El pecho derecho de Lumian brilló débilmente. Su Cuerpo Espiritual tembló mientras un rayo amarillento salía disparado de su boca.

Al instante golpeó a Guillaume Bénet, vestido con camisa oscura y pantalones negros, haciéndolo desplomarse confuso y conmocionado.

¡Hechizo de Harrumph!

¡Es falso! Lumian entrecerró los ojos al evaluar la situación. No le sorprendió demasiado el resultado.

Era evidente que no se trataba del verdadero Guillaume Bénet, un Apropiador del Destino de la Secuencia 5. La forma en que el hombre reaccionó al ataque, unida a su falta de familiaridad con los poderes y el misticismo de los Beyonder, hizo creer a Lumian que el sustituto era una persona corriente metida en un mundo desconocido.

Haciendo caso omiso del desconcertado mayordomo, Lumian giró rápidamente sobre sus talones y salió corriendo de la compacta sala de estar.

Mientras corría, susurró: “¡A Eneldo!”

Franca, envuelta en su túnica negra con capucha y armadura de cuero, se materializó frente a Lumian.

Lumian la agarró del hombro, dejando que la marca negra de su hombro derecho parpadeara con una luz oscura.

En medio de la vorágine de tonos vibrantes, el dúo se encontró en el balcón del sexto piso de Eneldo.

Habiendo enviado previamente a Jenna a informar a Albus, Lumian ya había memorizado las coordenadas.

Al ver llegar a sus compañeros, Jenna, vestida de mercenaria, salió de entre las sombras. Señaló la Habitación 602 y bajó la voz.

“Aún no ha terminado.

“¡Maldita sea, está alargando esto!”

“¿La segunda ronda, quizás?” Lumian rió entre dientes.

Según Albus, el ocupante de la Habitación 602 ya había descargado su carga una vez antes de tomar el té de la tarde. Ahora, había comenzado de nuevo.

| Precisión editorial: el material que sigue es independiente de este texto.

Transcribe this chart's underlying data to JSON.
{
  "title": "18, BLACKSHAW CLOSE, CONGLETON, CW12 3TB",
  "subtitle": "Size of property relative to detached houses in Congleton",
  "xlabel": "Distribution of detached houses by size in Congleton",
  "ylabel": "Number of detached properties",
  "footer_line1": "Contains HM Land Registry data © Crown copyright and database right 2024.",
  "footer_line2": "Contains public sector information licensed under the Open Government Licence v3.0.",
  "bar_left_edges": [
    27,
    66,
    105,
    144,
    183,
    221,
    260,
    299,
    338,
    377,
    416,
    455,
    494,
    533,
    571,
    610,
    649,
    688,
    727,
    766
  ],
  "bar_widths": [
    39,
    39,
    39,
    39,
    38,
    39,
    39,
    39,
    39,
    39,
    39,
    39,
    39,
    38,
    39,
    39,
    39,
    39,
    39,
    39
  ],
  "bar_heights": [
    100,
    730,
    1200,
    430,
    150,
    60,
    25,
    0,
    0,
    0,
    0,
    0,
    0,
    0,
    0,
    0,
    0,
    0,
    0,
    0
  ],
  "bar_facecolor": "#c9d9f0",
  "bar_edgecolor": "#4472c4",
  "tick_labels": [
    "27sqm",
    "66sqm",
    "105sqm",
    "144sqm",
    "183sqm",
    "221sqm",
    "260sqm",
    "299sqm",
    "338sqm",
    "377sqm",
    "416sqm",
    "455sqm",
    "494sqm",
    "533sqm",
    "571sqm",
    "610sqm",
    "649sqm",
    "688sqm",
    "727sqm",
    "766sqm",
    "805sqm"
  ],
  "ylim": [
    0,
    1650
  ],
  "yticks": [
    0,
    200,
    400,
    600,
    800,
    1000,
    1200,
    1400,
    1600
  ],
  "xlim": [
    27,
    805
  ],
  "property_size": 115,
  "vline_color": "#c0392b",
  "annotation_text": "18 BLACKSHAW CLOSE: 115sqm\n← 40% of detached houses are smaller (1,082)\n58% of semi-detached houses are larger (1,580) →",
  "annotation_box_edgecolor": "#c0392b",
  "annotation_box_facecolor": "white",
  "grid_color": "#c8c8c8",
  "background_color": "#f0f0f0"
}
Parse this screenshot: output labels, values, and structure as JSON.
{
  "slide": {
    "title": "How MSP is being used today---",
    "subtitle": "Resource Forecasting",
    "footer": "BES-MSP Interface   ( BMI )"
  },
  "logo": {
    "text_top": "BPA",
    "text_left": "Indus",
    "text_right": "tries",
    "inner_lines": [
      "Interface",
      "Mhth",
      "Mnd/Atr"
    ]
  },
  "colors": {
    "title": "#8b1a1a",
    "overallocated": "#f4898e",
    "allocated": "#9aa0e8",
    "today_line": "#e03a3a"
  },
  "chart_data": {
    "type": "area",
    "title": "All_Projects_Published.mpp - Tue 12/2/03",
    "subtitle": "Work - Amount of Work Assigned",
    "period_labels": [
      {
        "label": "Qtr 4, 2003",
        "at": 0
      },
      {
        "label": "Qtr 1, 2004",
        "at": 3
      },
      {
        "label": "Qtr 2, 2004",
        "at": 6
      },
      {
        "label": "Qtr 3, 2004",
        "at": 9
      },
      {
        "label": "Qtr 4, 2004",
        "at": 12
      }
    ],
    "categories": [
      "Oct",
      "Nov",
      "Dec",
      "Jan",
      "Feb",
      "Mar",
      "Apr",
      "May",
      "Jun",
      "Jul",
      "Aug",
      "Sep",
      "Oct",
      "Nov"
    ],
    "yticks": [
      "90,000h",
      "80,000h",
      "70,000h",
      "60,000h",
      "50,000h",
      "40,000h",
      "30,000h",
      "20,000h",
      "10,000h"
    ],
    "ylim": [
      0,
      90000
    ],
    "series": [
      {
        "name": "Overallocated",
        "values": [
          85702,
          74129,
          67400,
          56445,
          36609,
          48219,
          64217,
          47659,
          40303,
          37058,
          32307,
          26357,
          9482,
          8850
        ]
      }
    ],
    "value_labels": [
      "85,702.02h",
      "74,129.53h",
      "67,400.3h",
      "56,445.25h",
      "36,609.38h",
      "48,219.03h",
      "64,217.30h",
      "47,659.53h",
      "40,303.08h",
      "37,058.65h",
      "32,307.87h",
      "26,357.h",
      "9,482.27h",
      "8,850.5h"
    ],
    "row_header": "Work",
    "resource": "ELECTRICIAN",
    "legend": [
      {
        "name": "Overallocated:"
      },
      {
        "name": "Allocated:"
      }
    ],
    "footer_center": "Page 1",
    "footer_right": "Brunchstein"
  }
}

“La insonorización es impresionante”, comentó Franca, inclinando la cabeza en busca de cualquier señal de actividad en la Habitación 602.

Jenna observó mientras Lumian se limpiaba la cara, disfrazándose del típico empleado de burdel de Eneldo. Chasqueó la lengua y expresó sus pensamientos.

“Esa mujer de ahí dentro grita de vez en cuando. Maldita sea, ¿ese padre pervertido está metido en cosas abusivas?”

Jenna, cantante clandestina que frecuentaba bares y salas de baile, había cultivado una imagen abierta y apasionada. Su estrecha relación con Franca, que dirigía a los bailarines, la expuso a un mundo más allá de lo ordinario. Tenía cero experiencia, pero su comprensión era sustancial.

Franca se dio cuenta enseguida. Moduló la voz y chasqueó la lengua.

Lumian, con su Cara de Niese transformándolo, miró a Franca, pidiéndole en silencio que esparciera polvo fluorescente en el pasillo fuera de la Habitación 602.

¡Una contramedida contra la invisibilidad de Guillaume Bénet!

Lumian sabía que la invisibilidad no borraba las huellas ni los olores. Si Guillaume Bénet escapaba al pasillo durante el combate, el polvo fluorescente crearía un rastro luminoso que guiaría la persecución de Lumian.

Sin embargo, Lumian recapacitó y decidió que el uso de polvo fluorescente podría resultar demasiado llamativo. Guillaume Bénet pudo detectar fácilmente la anomalía y escapar utilizando sus extrañas habilidades antes de que Lumian pudiera lanzar un ataque sorpresa.

Tras un momento de reflexión, Lumian se inclinó para susurrar a Franca: “Despliega la invisibilidad para ocultarte en el pasillo. Usa seda de araña invisible para crear una telaraña que cubra la puerta del objetivo desde el suelo hasta el techo”.

Este enfoque neutralizaría la eficacia de la Invisibilidad, a la vez que enredaría a Guillaume Bénet si intentara emplear el Vuelo Lento.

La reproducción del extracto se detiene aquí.